Peut-être par ces désignations successives de terre et ciel, d’abîme, de terre, d’eau, faut-il seulement entendre la matière première des créatures corporelles. Peut-être aussi devons-nous croire[1] « que ce nom d’eau désigne la matière de l’universalité des créatures, des créatures intellectuelles, des créatures animées et des créatures corporelles ».

La même pensée se trouve exprimée par Saint Augustin dans son commentaire littéral achevé sur la Genèse : « Que faut-il entendre sous ce nom de ciel et terre ? dit-il[2]. Faut-il entendre que l’ensemble de la création spirituelle et corporelle a reçu ce nom de ciel et terre ? Faut-il l’attribuer seulement à la création corporelle ? Faut-il penser qu’en ce livre, l’auteur a passé sous silence la création spirituelle, et qu’il a dit ciel et terre afin de désigner toute créature corporelle, tant supérieure qu’inférieure ? Ciel et terre n’est-il pas dit plutôt de la matière informe de l’une et de l’autre création ? [La matière informe de la création spirituelle, ce serait] la vie spirituelle telle qu’elle peut être en elle-même, lorsqu’elle n’est point encore tournée vers le Créateur ; c’est, en effet, cette conversion qui lui donne forme et perfection ; tant qu’elle ne s’est point convertie, elle demeure informe. [La matière informe de la création corporelle, c’est ce que serait] la création corporelle si l’on pouvait, par la pensée, la priver de toutes les qualités corporelles qui se montrent dans la matière douée de forme, lorsque les corps sont déjà pourvus d’apparences susceptibles d’être perçues par la vue ou par les autres sens du corps ».

La vérité que Saint Augustin s’attache le plus fermement à affirmer, c’est que la matière première a été créée.

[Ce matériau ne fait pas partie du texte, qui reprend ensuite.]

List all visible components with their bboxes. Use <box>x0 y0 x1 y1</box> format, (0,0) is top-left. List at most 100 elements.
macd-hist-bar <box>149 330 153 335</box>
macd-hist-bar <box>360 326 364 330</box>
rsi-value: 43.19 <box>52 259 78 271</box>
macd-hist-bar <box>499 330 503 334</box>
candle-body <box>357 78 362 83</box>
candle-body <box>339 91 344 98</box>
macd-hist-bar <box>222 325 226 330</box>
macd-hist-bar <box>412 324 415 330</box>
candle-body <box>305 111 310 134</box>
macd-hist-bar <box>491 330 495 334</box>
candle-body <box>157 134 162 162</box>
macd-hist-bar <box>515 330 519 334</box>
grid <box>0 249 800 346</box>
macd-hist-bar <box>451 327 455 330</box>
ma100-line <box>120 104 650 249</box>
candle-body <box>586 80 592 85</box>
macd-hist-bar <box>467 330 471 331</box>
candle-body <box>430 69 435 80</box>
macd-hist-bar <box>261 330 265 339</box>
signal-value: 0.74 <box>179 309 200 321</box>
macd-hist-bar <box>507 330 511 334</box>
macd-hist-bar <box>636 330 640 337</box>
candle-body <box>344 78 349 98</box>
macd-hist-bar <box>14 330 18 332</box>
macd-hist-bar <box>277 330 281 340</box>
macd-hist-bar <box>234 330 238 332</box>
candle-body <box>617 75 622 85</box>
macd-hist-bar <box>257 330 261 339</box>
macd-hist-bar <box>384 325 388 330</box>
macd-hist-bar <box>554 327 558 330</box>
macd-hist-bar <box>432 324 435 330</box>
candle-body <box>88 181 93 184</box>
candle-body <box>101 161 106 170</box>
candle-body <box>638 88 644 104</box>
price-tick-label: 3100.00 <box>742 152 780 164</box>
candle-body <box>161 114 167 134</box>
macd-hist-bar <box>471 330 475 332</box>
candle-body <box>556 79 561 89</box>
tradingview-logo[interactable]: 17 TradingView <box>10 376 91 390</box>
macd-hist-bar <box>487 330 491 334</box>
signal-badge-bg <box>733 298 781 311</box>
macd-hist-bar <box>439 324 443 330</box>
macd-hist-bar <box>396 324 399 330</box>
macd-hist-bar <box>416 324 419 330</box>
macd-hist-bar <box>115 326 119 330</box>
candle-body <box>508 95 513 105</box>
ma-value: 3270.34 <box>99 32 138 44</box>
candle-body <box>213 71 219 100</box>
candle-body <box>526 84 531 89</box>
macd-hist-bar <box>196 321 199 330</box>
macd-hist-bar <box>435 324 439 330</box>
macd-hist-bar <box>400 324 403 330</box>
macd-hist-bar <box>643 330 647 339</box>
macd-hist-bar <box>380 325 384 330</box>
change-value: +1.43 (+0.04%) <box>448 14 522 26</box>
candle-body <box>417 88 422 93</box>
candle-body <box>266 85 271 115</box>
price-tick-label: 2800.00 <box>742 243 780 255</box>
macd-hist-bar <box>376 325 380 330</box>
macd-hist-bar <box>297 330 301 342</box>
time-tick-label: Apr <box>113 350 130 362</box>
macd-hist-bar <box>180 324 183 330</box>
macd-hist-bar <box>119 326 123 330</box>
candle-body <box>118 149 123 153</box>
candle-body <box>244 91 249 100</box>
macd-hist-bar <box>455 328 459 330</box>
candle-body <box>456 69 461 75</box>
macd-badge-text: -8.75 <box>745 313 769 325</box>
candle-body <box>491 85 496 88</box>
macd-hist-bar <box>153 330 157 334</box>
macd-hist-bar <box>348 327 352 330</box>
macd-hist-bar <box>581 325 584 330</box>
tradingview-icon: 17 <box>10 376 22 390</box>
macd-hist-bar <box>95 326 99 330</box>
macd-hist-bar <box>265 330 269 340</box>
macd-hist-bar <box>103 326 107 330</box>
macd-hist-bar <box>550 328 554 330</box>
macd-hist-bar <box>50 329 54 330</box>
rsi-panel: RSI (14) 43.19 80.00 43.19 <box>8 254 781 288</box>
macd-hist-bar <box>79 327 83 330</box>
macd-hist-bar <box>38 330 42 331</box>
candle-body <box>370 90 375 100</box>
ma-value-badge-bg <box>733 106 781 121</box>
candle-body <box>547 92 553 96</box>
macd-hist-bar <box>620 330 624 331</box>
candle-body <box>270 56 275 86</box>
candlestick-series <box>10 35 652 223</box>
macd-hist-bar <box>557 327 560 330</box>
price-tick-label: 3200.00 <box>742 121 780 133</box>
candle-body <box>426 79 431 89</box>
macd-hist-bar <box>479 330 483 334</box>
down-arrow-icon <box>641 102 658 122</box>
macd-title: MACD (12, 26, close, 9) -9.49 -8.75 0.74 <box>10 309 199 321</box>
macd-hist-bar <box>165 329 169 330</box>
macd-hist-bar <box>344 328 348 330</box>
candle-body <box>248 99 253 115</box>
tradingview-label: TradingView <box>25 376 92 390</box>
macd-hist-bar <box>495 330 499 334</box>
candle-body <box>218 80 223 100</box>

Nous le lui avons entendu dire dans son commentaire inachevé sur la Genèse ; en son traité contre les Manichéens, où se trouvent nombre d’interprétations analogues à celles que nous venons de rapporter[3], nous lui entendrons développer ce même enseignement[4] :

« Il est très juste de croire que Dieu a fait toutes choses de rien ; bien qu’en effet, toutes les choses douées de forme aient été faites au moyen de cette matière informe, cette matière même a

  1. S. Aurelii Augustini Op. laud., Cap. IV, art. 17.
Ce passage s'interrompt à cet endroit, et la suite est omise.